The fact that G is not only so easy to overdose on, but also tends to be dosed by the bottle cap interval is why it's such a problem imo. More responsible dosing might've given this drug the nickname of Alcohol++ instead of "the date rape drug". Sorry for the long winded rant here, I just want people to understand that gelatinous or solid GHB is almost never reliable and it should strictly be moved as a liquid for the sake of safe volumetric dosing. Also, oral syringes that measure by the mL are dramatically safer than bottle caps for measurement. I've taken G from caps a million and one times, but the more I watched people OD on it, the more I started realizing this drug kills with reckless abandon. It seems to be highly bodyweight dependent too, I've never seen somebody under 210-220 lbs OD on it for some reason. AFAB people also seem more prone to ODing on it for some reason, idrk why. That spare potassium you're talking about isn't really a good way to think about it either, the whole cycle of GBL -> GHB is more intricate than just adding a single molecule, there's a side product due to dimerization (it's called 1,6-Dioxecane-2,7-dione), and often there are leftover initial reagents (typically GABA or THF).
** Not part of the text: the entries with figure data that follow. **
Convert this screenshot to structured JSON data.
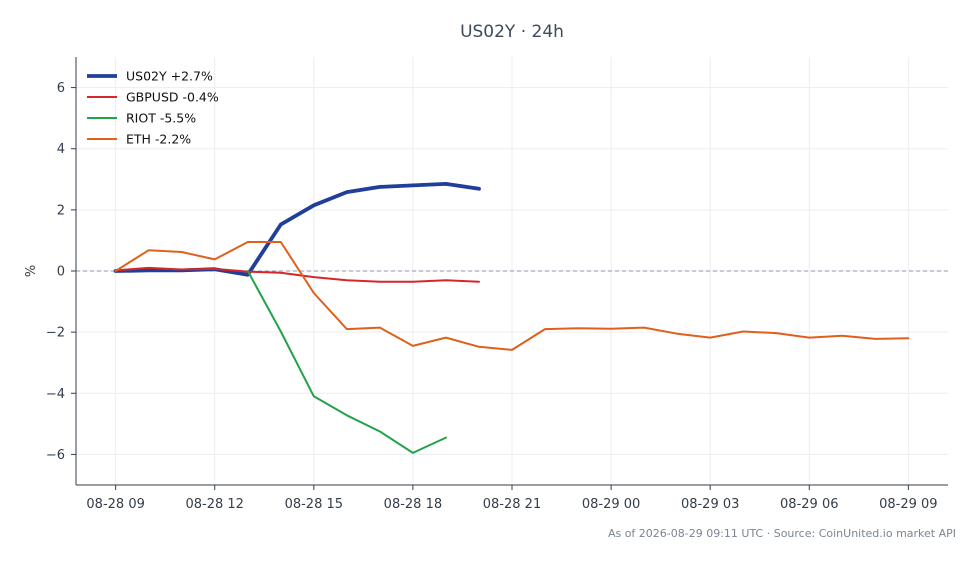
{
  "chart_data": {
    "type": "line",
    "title": "US02Y · 24h",
    "ylabel": "%",
    "xlabel": "",
    "ylim": [
      -7,
      7
    ],
    "yticks": [
      6,
      4,
      2,
      0,
      -2,
      -4,
      -6
    ],
    "ytick_labels": [
      "6",
      "4",
      "2",
      "0",
      "−2",
      "−4",
      "−6"
    ],
    "x_range_hours": [
      -1.2,
      25.2
    ],
    "xticks": [
      {
        "label": "08-28 09",
        "value": 0
      },
      {
        "label": "08-28 12",
        "value": 3
      },
      {
        "label": "08-28 15",
        "value": 6
      },
      {
        "label": "08-28 18",
        "value": 9
      },
      {
        "label": "08-28 21",
        "value": 12
      },
      {
        "label": "08-29 00",
        "value": 15
      },
      {
        "label": "08-29 03",
        "value": 18
      },
      {
        "label": "08-29 06",
        "value": 21
      },
      {
        "label": "08-29 09",
        "value": 24
      }
    ],
    "zero_line": true,
    "grid": true,
    "legend_position": "top-left",
    "footer": "As of 2026-08-29 09:11 UTC · Source: CoinUnited.io market API",
    "series": [
      {
        "name": "US02Y +2.7%",
        "color": "#1f3f99",
        "width": 3.8,
        "x": [
          0,
          1,
          2,
          3,
          4,
          5,
          6,
          7,
          8,
          9,
          10,
          11
        ],
        "y": [
          0.0,
          0.02,
          0.02,
          0.06,
          -0.12,
          1.52,
          2.15,
          2.58,
          2.75,
          2.8,
          2.85,
          2.69
        ]
      },
      {
        "name": "GBPUSD -0.4%",
        "color": "#d62728",
        "width": 2.0,
        "x": [
          0,
          1,
          2,
          3,
          4,
          5,
          6,
          7,
          8,
          9,
          10,
          11
        ],
        "y": [
          0.02,
          0.1,
          0.05,
          0.07,
          -0.02,
          -0.06,
          -0.2,
          -0.3,
          -0.35,
          -0.35,
          -0.3,
          -0.35
        ]
      },
      {
        "name": "RIOT -5.5%",
        "color": "#22a34a",
        "width": 2.0,
        "x": [
          4,
          5,
          6,
          7,
          8,
          9,
          10
        ],
        "y": [
          0.0,
          -1.98,
          -4.1,
          -4.72,
          -5.25,
          -5.95,
          -5.45
        ]
      },
      {
        "name": "ETH -2.2%",
        "color": "#e0601b",
        "width": 2.0,
        "x": [
          0,
          1,
          2,
          3,
          4,
          5,
          6,
          7,
          8,
          9,
          10,
          11,
          12,
          13,
          14,
          15,
          16,
          17,
          18,
          19,
          20,
          21,
          22,
          23,
          24
        ],
        "y": [
          0.0,
          0.68,
          0.62,
          0.38,
          0.95,
          0.95,
          -0.72,
          -1.9,
          -1.85,
          -2.45,
          -2.18,
          -2.48,
          -2.58,
          -1.9,
          -1.87,
          -1.89,
          -1.85,
          -2.05,
          -2.18,
          -1.98,
          -2.03,
          -2.18,
          -2.12,
          -2.22,
          -2.2
        ]
      }
    ]
  }
}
Idrc about excess GABA making it into the solution, but if it was made starting from tetrahydrofuran, I absolutely want zero mg of that paint thinner bullshit in my body.

The shaking it to see if bubbles stick around trick is honestly not terrible for telling if you should drop your plug or not lol. If somebody ever tells you to do this shit, future people reading this thread, get a more serious plug or just pick up organic chemistry yourself, I used to often buy GHB from high schoolers who made and sold it as a side hustle bc it's unironically kid shit to make. It's more dangerous the further back you go in the metabolic cycle too, 1,4-BDO -> GBL -> GHB as far as metabolism goes, and 1,4-BDO is lowkey like the Vyvanse of GHB analogs from what I've tried so far. I've seen it take up to two hours to fully sink in for people, and the possibilities of that to lead to people going "oh I got a weak batch, I better take more" and then asphyxiating on their own vomit while they're unconscious is frighteningly high.

Once again, sorry for the long winded rant on this, GHB and friends are just so easy to die from, and I really hope fewer do in the future by having access to knowledge like this.